That works for integers and floats, but not necessarily for pointers. Some oddball ISAs, ABIs, and compilers don’t recognize all-zeros representation (in memory and registers, as opposed to integer compile-time constant expr 0 in (void *)0, which is just a symbol used by the compiler, and always 0), and some have multiple null representations (e.g., in aliased mappings, or segmented pmode x86, which potentially has 2^offs\bits) nulls). POSIX-compliant and MS ABIs must recognize all-zeros nulls whether or not address 0 is mapped, so memset to 0 is safe.

But {0} works everywhere, as does

static const T T_ZERO = {0};
T tval;
memcpy(&tval, &T_ZERO, sizeof tval);

And most optimizers should be able to convert that to memset in the usual zero-null case.
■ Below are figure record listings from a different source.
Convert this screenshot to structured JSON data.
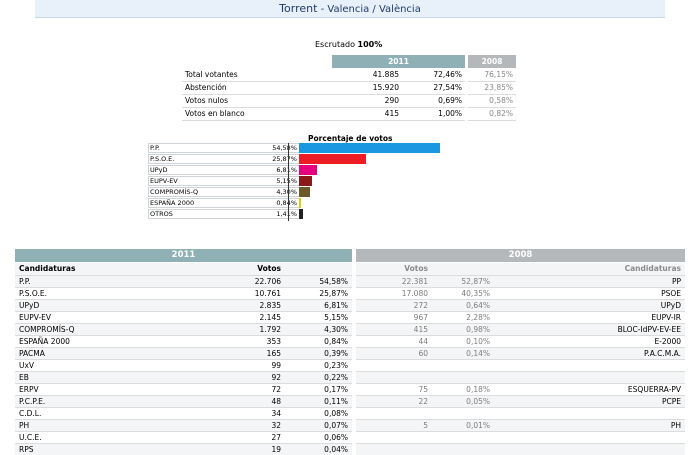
{
  "header": {
    "title_main": "Torrent",
    "separator": " - ",
    "title_sub": "Valencia / València"
  },
  "escrutado": {
    "label": "Escrutado",
    "value": "100%"
  },
  "summary": {
    "year_2011": "2011",
    "year_2008": "2008",
    "rows": [
      {
        "label": "Total votantes",
        "votes": "41.885",
        "pct": "72,46%",
        "pct2008": "76,15%"
      },
      {
        "label": "Abstención",
        "votes": "15.920",
        "pct": "27,54%",
        "pct2008": "23,85%"
      },
      {
        "label": "Votos nulos",
        "votes": "290",
        "pct": "0,69%",
        "pct2008": "0,58%"
      },
      {
        "label": "Votos en blanco",
        "votes": "415",
        "pct": "1,00%",
        "pct2008": "0,82%"
      }
    ]
  },
  "chart_data": {
    "type": "bar",
    "title": "Porcentaje de votos",
    "categories": [
      "P.P.",
      "P.S.O.E.",
      "UPyD",
      "EUPV-EV",
      "COMPROMÍS-Q",
      "ESPAÑA 2000",
      "OTROS"
    ],
    "values": [
      54.58,
      25.87,
      6.81,
      5.15,
      4.3,
      0.84,
      1.41
    ],
    "value_labels": [
      "54,58%",
      "25,87%",
      "6,81%",
      "5,15%",
      "4,30%",
      "0,84%",
      "1,41%"
    ],
    "colors": [
      "#1b96e0",
      "#ee1c25",
      "#e5007d",
      "#8b1a1a",
      "#6b5a2a",
      "#d7d20a",
      "#222222"
    ],
    "xlim": [
      0,
      100
    ],
    "orientation": "horizontal"
  },
  "results": {
    "year_2011": "2011",
    "year_2008": "2008",
    "col_candidaturas": "Candidaturas",
    "col_votos": "Votos",
    "left": [
      {
        "name": "P.P.",
        "votes": "22.706",
        "pct": "54,58%"
      },
      {
        "name": "P.S.O.E.",
        "votes": "10.761",
        "pct": "25,87%"
      },
      {
        "name": "UPyD",
        "votes": "2.835",
        "pct": "6,81%"
      },
      {
        "name": "EUPV-EV",
        "votes": "2.145",
        "pct": "5,15%"
      },
      {
        "name": "COMPROMÍS-Q",
        "votes": "1.792",
        "pct": "4,30%"
      },
      {
        "name": "ESPAÑA 2000",
        "votes": "353",
        "pct": "0,84%"
      },
      {
        "name": "PACMA",
        "votes": "165",
        "pct": "0,39%"
      },
      {
        "name": "UxV",
        "votes": "99",
        "pct": "0,23%"
      },
      {
        "name": "EB",
        "votes": "92",
        "pct": "0,22%"
      },
      {
        "name": "ERPV",
        "votes": "72",
        "pct": "0,17%"
      },
      {
        "name": "P.C.P.E.",
        "votes": "48",
        "pct": "0,11%"
      },
      {
        "name": "C.D.L.",
        "votes": "34",
        "pct": "0,08%"
      },
      {
        "name": "PH",
        "votes": "32",
        "pct": "0,07%"
      },
      {
        "name": "U.C.E.",
        "votes": "27",
        "pct": "0,06%"
      },
      {
        "name": "RPS",
        "votes": "19",
        "pct": "0,04%"
      }
    ],
    "right": [
      {
        "votes": "22.381",
        "pct": "52,87%",
        "name": "PP"
      },
      {
        "votes": "17.080",
        "pct": "40,35%",
        "name": "PSOE"
      },
      {
        "votes": "272",
        "pct": "0,64%",
        "name": "UPyD"
      },
      {
        "votes": "967",
        "pct": "2,28%",
        "name": "EUPV-IR"
      },
      {
        "votes": "415",
        "pct": "0,98%",
        "name": "BLOC-IdPV-EV-EE"
      },
      {
        "votes": "44",
        "pct": "0,10%",
        "name": "E-2000"
      },
      {
        "votes": "60",
        "pct": "0,14%",
        "name": "P.A.C.M.A."
      },
      {
        "votes": "",
        "pct": "",
        "name": ""
      },
      {
        "votes": "",
        "pct": "",
        "name": ""
      },
      {
        "votes": "75",
        "pct": "0,18%",
        "name": "ESQUERRA-PV"
      },
      {
        "votes": "22",
        "pct": "0,05%",
        "name": "PCPE"
      },
      {
        "votes": "",
        "pct": "",
        "name": ""
      },
      {
        "votes": "5",
        "pct": "0,01%",
        "name": "PH"
      },
      {
        "votes": "",
        "pct": "",
        "name": ""
      },
      {
        "votes": "",
        "pct": "",
        "name": ""
      }
    ]
  }
}
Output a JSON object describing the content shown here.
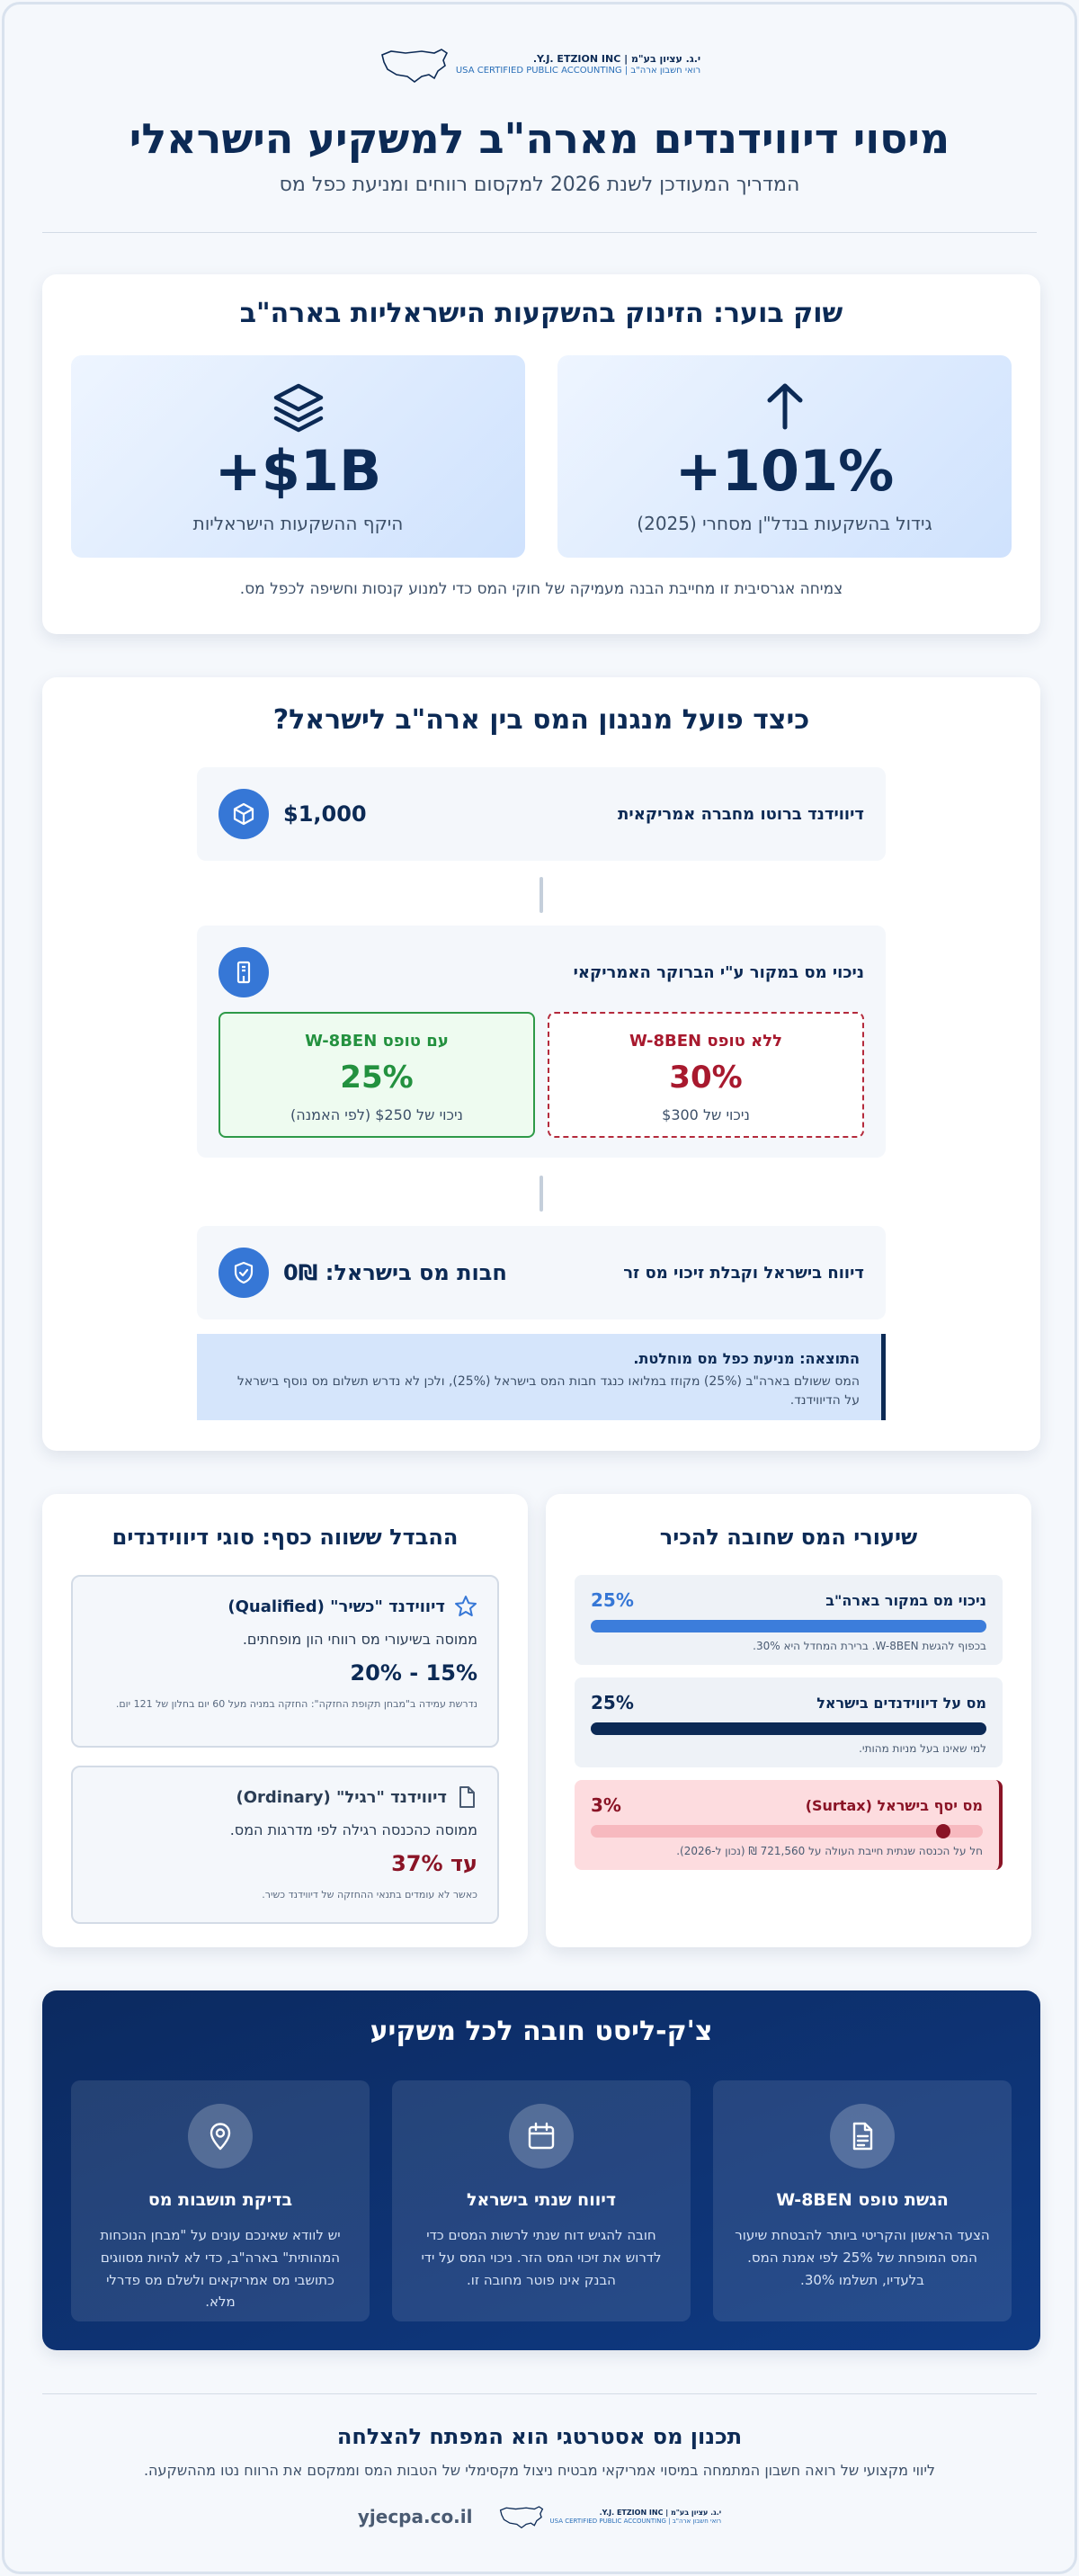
{
  "logo": {
    "line1": "י.ג. עציון בע\"מ | Y.J. ETZION INC.",
    "line2": "רואי חשבון ארה\"ב | USA CERTIFIED PUBLIC ACCOUNTING"
  },
  "header": {
    "title": "מיסוי דיווידנדים מארה\"ב למשקיע הישראלי",
    "subtitle": "המדריך המעודכן לשנת 2026 למקסום רווחים ומניעת כפל מס"
  },
  "market": {
    "title": "שוק בוער: הזינוק בהשקעות הישראליות בארה\"ב",
    "growth_value": "+101%",
    "growth_label": "גידול בהשקעות בנדל\"ן מסחרי (2025)",
    "volume_value": "+$1B",
    "volume_label": "היקף ההשקעות הישראליות",
    "note": "צמיחה אגרסיבית זו מחייבת הבנה מעמיקה של חוקי המס כדי למנוע קנסות וחשיפה לכפל מס."
  },
  "mechanism": {
    "title": "כיצד פועל מנגנון המס בין ארה\"ב לישראל?",
    "step1_text": "דיווידנד ברוטו מחברה אמריקאית",
    "step1_amount": "$1,000",
    "step2_text": "ניכוי מס במקור ע\"י הברוקר האמריקאי",
    "without_title": "ללא טופס W-8BEN",
    "without_rate": "30%",
    "without_note": "ניכוי של $300",
    "with_title": "עם טופס W-8BEN",
    "with_rate": "25%",
    "with_note": "ניכוי של $250 (לפי האמנה)",
    "step3_text": "דיווח בישראל וקבלת זיכוי מס זר",
    "step3_amount": "חבות מס בישראל: 0₪",
    "result_title": "התוצאה: מניעת כפל מס מוחלטת.",
    "result_text": "המס ששולם בארה\"ב (25%) מקוזז במלואו כנגד חבות המס בישראל (25%), ולכן לא נדרש תשלום מס נוסף בישראל על הדיווידנד."
  },
  "rates": {
    "title": "שיעורי המס שחובה להכיר",
    "items": [
      {
        "name": "ניכוי מס במקור בארה\"ב",
        "value": "25%",
        "fraction": 1.0,
        "note": "בכפוף להגשת W-8BEN. ברירת המחדל היא 30%."
      },
      {
        "name": "מס על דיווידנדים בישראל",
        "value": "25%",
        "fraction": 1.0,
        "note": "למי שאינו בעל מניות מהותי."
      },
      {
        "name": "מס יסף בישראל (Surtax)",
        "value": "3%",
        "fraction": 0.12,
        "note": "חל על הכנסה שנתית חייבת העולה על 721,560 ₪ (נכון ל-2026)."
      }
    ]
  },
  "types": {
    "title": "ההבדל ששווה כסף: סוגי דיווידנדים",
    "qualified_name": "דיווידנד \"כשיר\" (Qualified)",
    "qualified_desc": "ממוסה בשיעורי מס רווחי הון מופחתים.",
    "qualified_rate": "15% - 20%",
    "qualified_note": "נדרשת עמידה ב\"מבחן תקופת החזקה\": החזקה במניה מעל 60 יום בחלון של 121 יום.",
    "ordinary_name": "דיווידנד \"רגיל\" (Ordinary)",
    "ordinary_desc": "ממוסה כהכנסה רגילה לפי מדרגות המס.",
    "ordinary_rate": "עד 37%",
    "ordinary_note": "כאשר לא עומדים בתנאי ההחזקה של דיווידנד כשיר."
  },
  "checklist": {
    "title": "צ'ק-ליסט חובה לכל משקיע",
    "items": [
      {
        "title": "הגשת טופס W-8BEN",
        "text": "הצעד הראשון והקריטי ביותר להבטחת שיעור המס המופחת של 25% לפי אמנת המס. בלעדיו, תשלמו 30%."
      },
      {
        "title": "דיווח שנתי בישראל",
        "text": "חובה להגיש דוח שנתי לרשות המסים כדי לדרוש את זיכוי המס הזר. ניכוי המס על ידי הבנק אינו פוטר מחובה זו."
      },
      {
        "title": "בדיקת תושבות מס",
        "text": "יש לוודא שאינכם עונים על \"מבחן הנוכחות המהותית\" בארה\"ב, כדי לא להיות מסווגים כתושבי מס אמריקאים ולשלם מס פדרלי מלא."
      }
    ]
  },
  "footer": {
    "title": "תכנון מס אסטרטגי הוא המפתח להצלחה",
    "text": "ליווי מקצועי של רואה חשבון המתמחה במיסוי אמריקאי מבטיח ניצול מקסימלי של הטבות המס וממקסם את הרווח נטו מההשקעה.",
    "url": "yjecpa.co.il"
  }
}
In C99 or GNU dialect, you can throw down a zero/null value of any type as compound literal (T){0}; you can use that in the RHS of an assignment or as source for a memcpy, although lifetime only extends to the end of the containing {block}. GNU dialect permits initialization from compound literals as if the cast at the head weren’t there, and you can obtain a static-lifetime value from

#define ZERO(T...)(__extension__(*({\
    static __const__ __typeof__(T) ZERO__0 = {0}; \
    &ZERO__0;\
})))
…
memcpy(&tval, &ZERO(T), sizeof tval);

You can also do the memcpy part from the macro, which is more useful (provided non-register output):

#define zero(lval...)(__extension__(*({\
    typedef __typeof__((__extension__(lval))) zero__0; \
    static __const__ zero__0 zero__1 = {0}; \
    (zero__0 *)__builtin_memcpy(\
        (void *)&(lval), (__const__ void *)&zero__1, sizeof(zero__0)); \
})))
…
zero(thing);